Digital readership (viewership) is in its infancy of defining a standard. IAB, MRC, Forcepoint, Google, and Facebook, among others, are defining rules, but from a very different perspective than that of the publisher.

The monster Web site people treat the Dewalt table saw search the same way as a search for a school board meeting schedule or the crime rate in a particular city. One search leads to a purchase; the other leads to an occupied chair in a meeting or to a statistic — democracy and discovery in action, if you will.

As a code-cutter, I can manipulate just about any of the bantered about traffic measures to make a site look better than it is. (Side note and full disclosure: I have nothing to do with the site measurements used where I work, and we rely on an independent company’s metrics across the board for all of our measures.)

Each of the companies vying for setting a standard used to measure viewership is making its own case on why its method is the best. The big monster companies have already declared their methods are the best and are pitching or forcing them upon us as a (or is it “the”) standard.

Well, are they right? Do they account for how content consumption is different from product search or purchase intent? How can you tell what they are doing? Their measurements are proprietary and they aren’t sharing what is inside the black box, so do you believe them?

Take the early benchmark of pageviews as a starting point for defining engagement/value. Site designers saw this as a popularity standard and then quickly started designing pages that look like a single “view” but were many separate elements designed to generate pageviews.

How does the search for the handling of funds by a school board member compete against a search for the best 4K TV? One search, one story versus one search returning 15 manufacturers, 5,000 retail outlets, 10,000 Web-only outlets. Yet one generates an instant result and the other maybe nothing. One generates a pageview while the other could be dozens.

Pageviews as a fair standard? No way.

How about counting user clicks on content as the measurement? Well, even that school board story can be manipulated in site design to generate multiple click. This is illustrated with the use of “read more” and “next page” links used just about everywhere. Enter the pure click-bait design seen every now and then. Out goes another measurement possibility.

What is next?

Enter the era where the monster companies are now telling the content producers (media firms) that they (the monsters) will take care of the measuring. Oh, and as an added benefit, the monsters will adjust how their customers (note: they are not your customers) see your content on their news feeds based on some algorithm only the monster knows (and controls) to bring their customers the information “they want.”

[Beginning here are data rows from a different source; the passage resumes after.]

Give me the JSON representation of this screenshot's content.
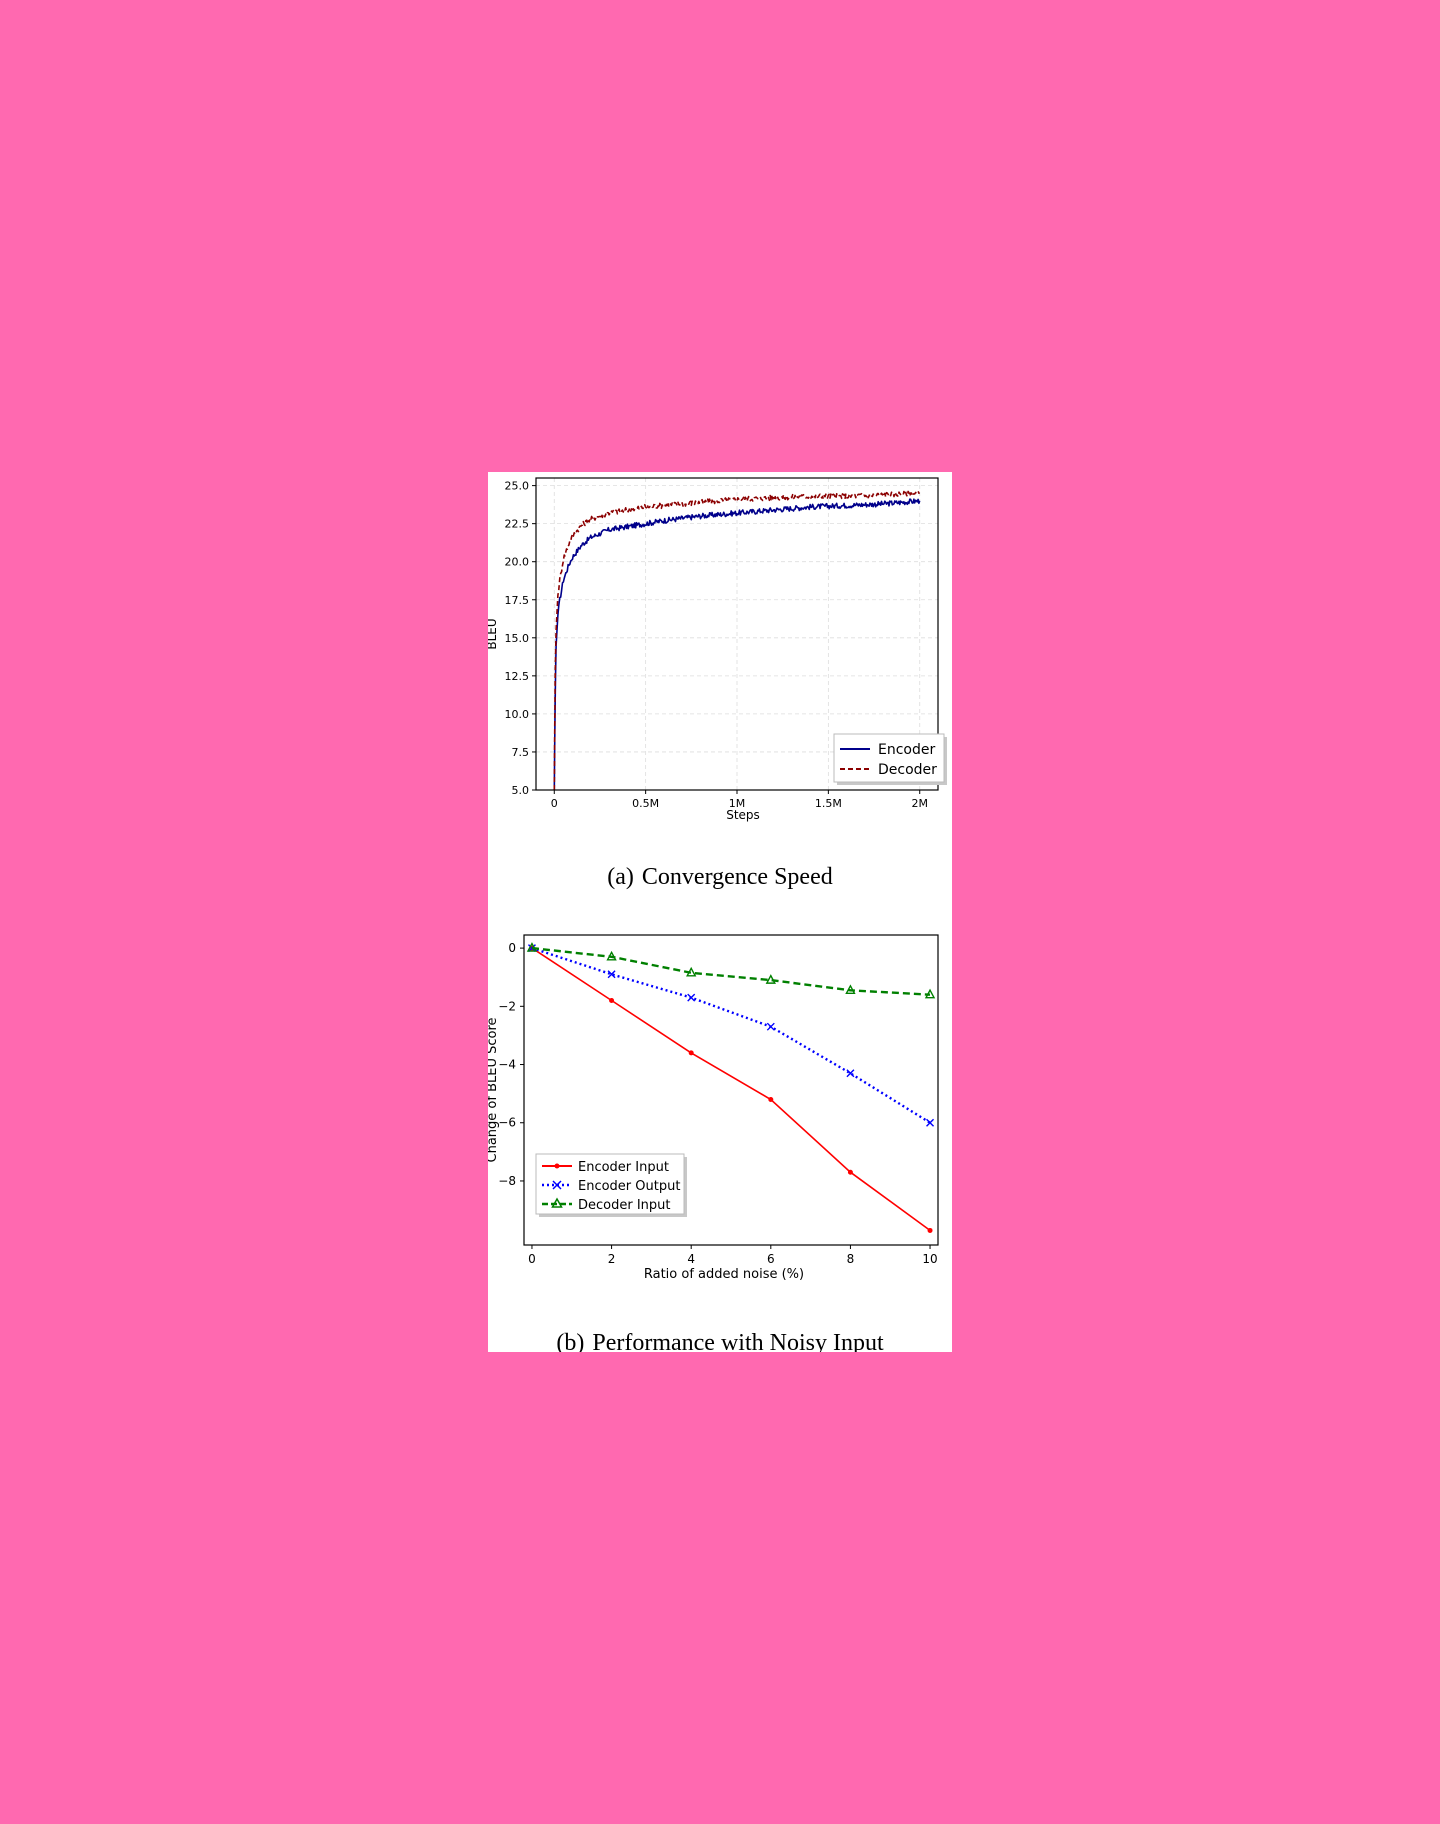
{
  "colors": {
    "background": "#ff69b0",
    "encoder": "#00008b",
    "decoder": "#8b0000",
    "encoder_input": "#ff0000",
    "encoder_output": "#0000ff",
    "decoder_input": "#008000"
  },
  "captions": {
    "a_label": "(a)",
    "a_text": "Convergence Speed",
    "b_label": "(b)",
    "b_text": "Performance with Noisy Input"
  },
  "chart_data": [
    {
      "id": "convergence",
      "type": "line",
      "xlabel": "Steps",
      "ylabel": "BLEU",
      "xlim": [
        -0.1,
        2.1
      ],
      "ylim": [
        5.0,
        25.5
      ],
      "xticks": [
        0,
        0.5,
        1,
        1.5,
        2
      ],
      "xtick_labels": [
        "0",
        "0.5M",
        "1M",
        "1.5M",
        "2M"
      ],
      "yticks": [
        5,
        7.5,
        10,
        12.5,
        15,
        17.5,
        20,
        22.5,
        25
      ],
      "ytick_labels": [
        "5.0",
        "7.5",
        "10.0",
        "12.5",
        "15.0",
        "17.5",
        "20.0",
        "22.5",
        "25.0"
      ],
      "grid": true,
      "legend_position": "bottom-right",
      "x_unit": "millions of steps",
      "series": [
        {
          "name": "Encoder",
          "style": "solid",
          "x": [
            0,
            0.005,
            0.01,
            0.02,
            0.03,
            0.05,
            0.08,
            0.1,
            0.15,
            0.2,
            0.3,
            0.4,
            0.5,
            0.6,
            0.8,
            1.0,
            1.2,
            1.4,
            1.6,
            1.8,
            2.0
          ],
          "y": [
            5.0,
            11.0,
            14.5,
            16.5,
            17.5,
            18.8,
            19.8,
            20.3,
            21.1,
            21.6,
            22.1,
            22.3,
            22.5,
            22.7,
            23.0,
            23.2,
            23.4,
            23.6,
            23.7,
            23.8,
            24.0
          ]
        },
        {
          "name": "Decoder",
          "style": "dashed",
          "x": [
            0,
            0.005,
            0.01,
            0.02,
            0.03,
            0.05,
            0.08,
            0.1,
            0.15,
            0.2,
            0.3,
            0.4,
            0.5,
            0.6,
            0.8,
            1.0,
            1.2,
            1.4,
            1.6,
            1.8,
            2.0
          ],
          "y": [
            5.0,
            12.5,
            15.5,
            17.8,
            18.8,
            20.2,
            21.2,
            21.7,
            22.4,
            22.8,
            23.2,
            23.4,
            23.6,
            23.7,
            23.9,
            24.1,
            24.2,
            24.3,
            24.3,
            24.4,
            24.5
          ]
        }
      ]
    },
    {
      "id": "noisy-input",
      "type": "line",
      "xlabel": "Ratio of added noise (%)",
      "ylabel": "Change of BLEU Score",
      "xlim": [
        -0.2,
        10.2
      ],
      "ylim": [
        -10.2,
        0.45
      ],
      "xticks": [
        0,
        2,
        4,
        6,
        8,
        10
      ],
      "xtick_labels": [
        "0",
        "2",
        "4",
        "6",
        "8",
        "10"
      ],
      "yticks": [
        0,
        -2,
        -4,
        -6,
        -8
      ],
      "ytick_labels": [
        "0",
        "−2",
        "−4",
        "−6",
        "−8"
      ],
      "grid": false,
      "legend_position": "bottom-left",
      "series": [
        {
          "name": "Encoder Input",
          "style": "solid",
          "marker": "dot",
          "x": [
            0,
            2,
            4,
            6,
            8,
            10
          ],
          "y": [
            0,
            -1.8,
            -3.6,
            -5.2,
            -7.7,
            -9.7
          ]
        },
        {
          "name": "Encoder Output",
          "style": "dotted",
          "marker": "x",
          "x": [
            0,
            2,
            4,
            6,
            8,
            10
          ],
          "y": [
            0,
            -0.9,
            -1.7,
            -2.7,
            -4.3,
            -6.0
          ]
        },
        {
          "name": "Decoder Input",
          "style": "dashed",
          "marker": "triangle",
          "x": [
            0,
            2,
            4,
            6,
            8,
            10
          ],
          "y": [
            0,
            -0.3,
            -0.85,
            -1.1,
            -1.45,
            -1.6
          ]
        }
      ]
    }
  ]
}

Do you trust them? Can you trust anyone with your numbers? How do you know they are right? These companies will not show you how they computed the number as that would reveal their algorithm. Trick-the-Algorithm Games begin today at noon!

So the measurement battles continue. And the pay battle continues. The monsters generate money on content searches and your content. They also control the revenue the content producers can generate through News Feed sorting, adblocking/un-blocking tricks, search keyword lock-up, and more.

So where does the publisher sit? Well, how about sitting in on the digital team’s morning scrum to witness the brainstorming of the latest tricks in the cat-and-mouse game of generating the revenue to sustain the content creation?